Right. The point is that the comprehension can't generate the dictionary.  All you can do is use the comprehension to call a function that performs a side-effect that increments the dictionary. That's essentially what this solution did.

You can get away with not initializing the dictionary. You can generate a list of the partial dictionaries.

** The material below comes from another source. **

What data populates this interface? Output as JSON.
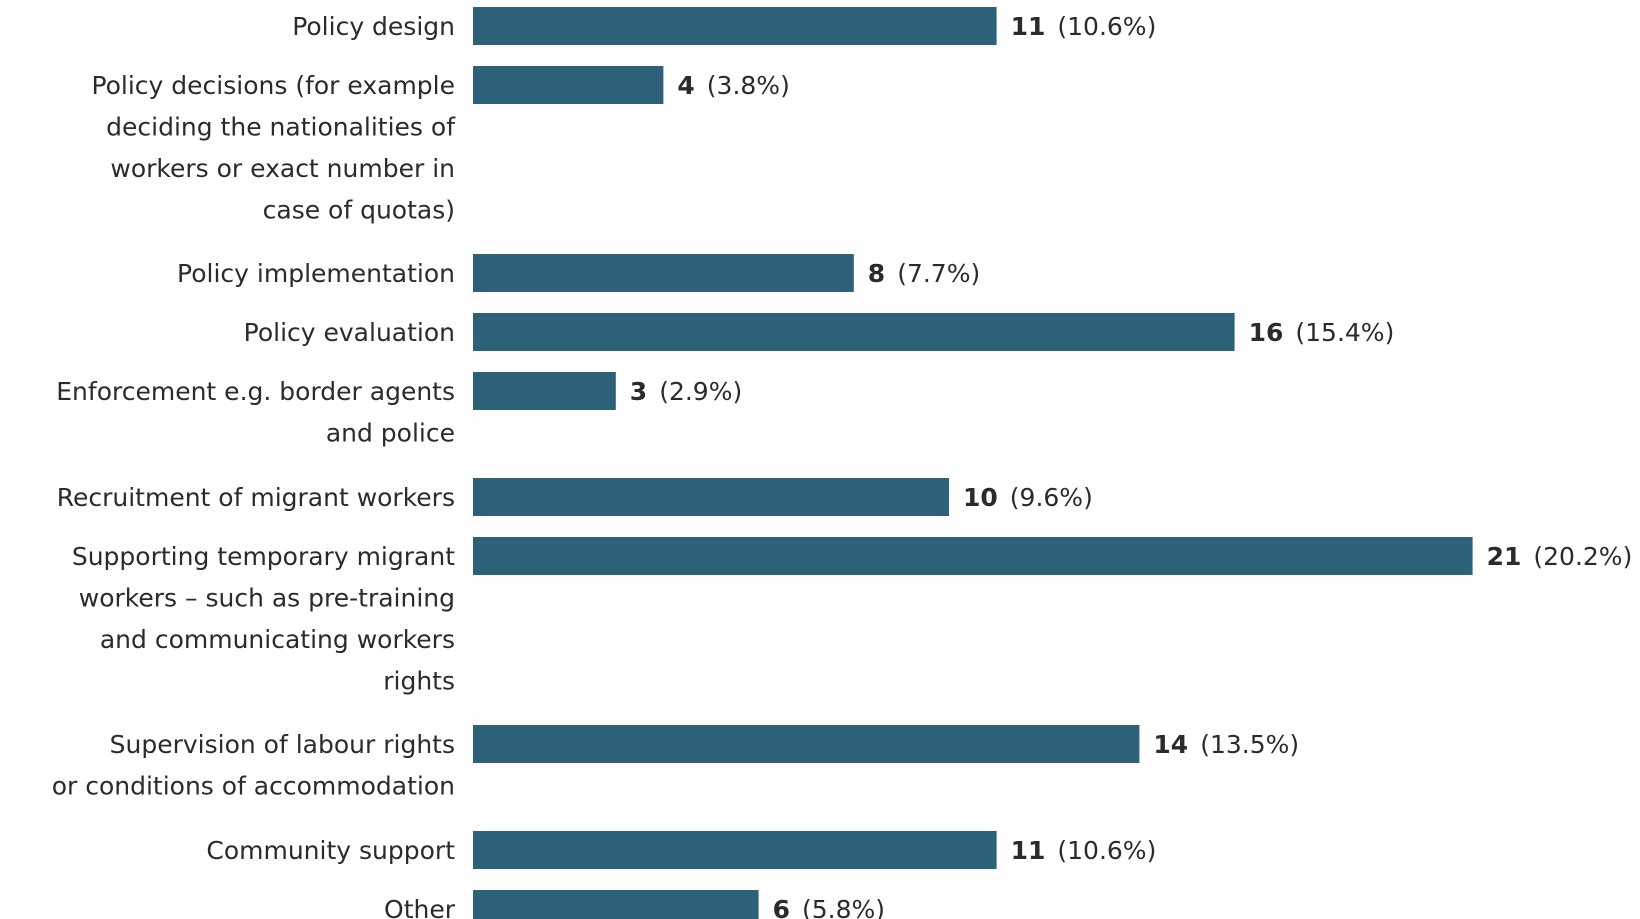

word_list = list("aaaaabbbbcccdde")

freq = {}

def increment(key, dictionary):
    dictionary[key] = dictionary.get(key, 0) + 1
    return dictionary.copy()

print([increment(key, freq) for key in word_list])
print()
print(freq)

=> [{'a': 1}, {'a': 2}, {'a': 3}, {'a': 4}, {'a': 5}, {'a': 5, 'b': 1}, {'a': 5, 'b': 2}, {'a': 5, 'b': 3},
        {'a': 5, 'b': 4}, {'a': 5, 'b': 4, 'c': 1}, {'a': 5, 'b': 4, 'c': 2}, {'a': 5, 'b': 4, 'c': 3},
        {'a': 5, 'b': 4, 'c': 3, 'd': 1}, {'a': 5, 'b': 4, 'c': 3, 'd': 2}, {'a': 5, 'b': 4, 'c': 3, 'd': 2, 'e': 1}]

       {'a': 5, 'b': 4, 'c': 3, 'd': 2, 'e': 1}

Not sure why you say that. How can you beat O(n)?

OK.  If you don't initialize the dictionary, there is only one traversal of the word list.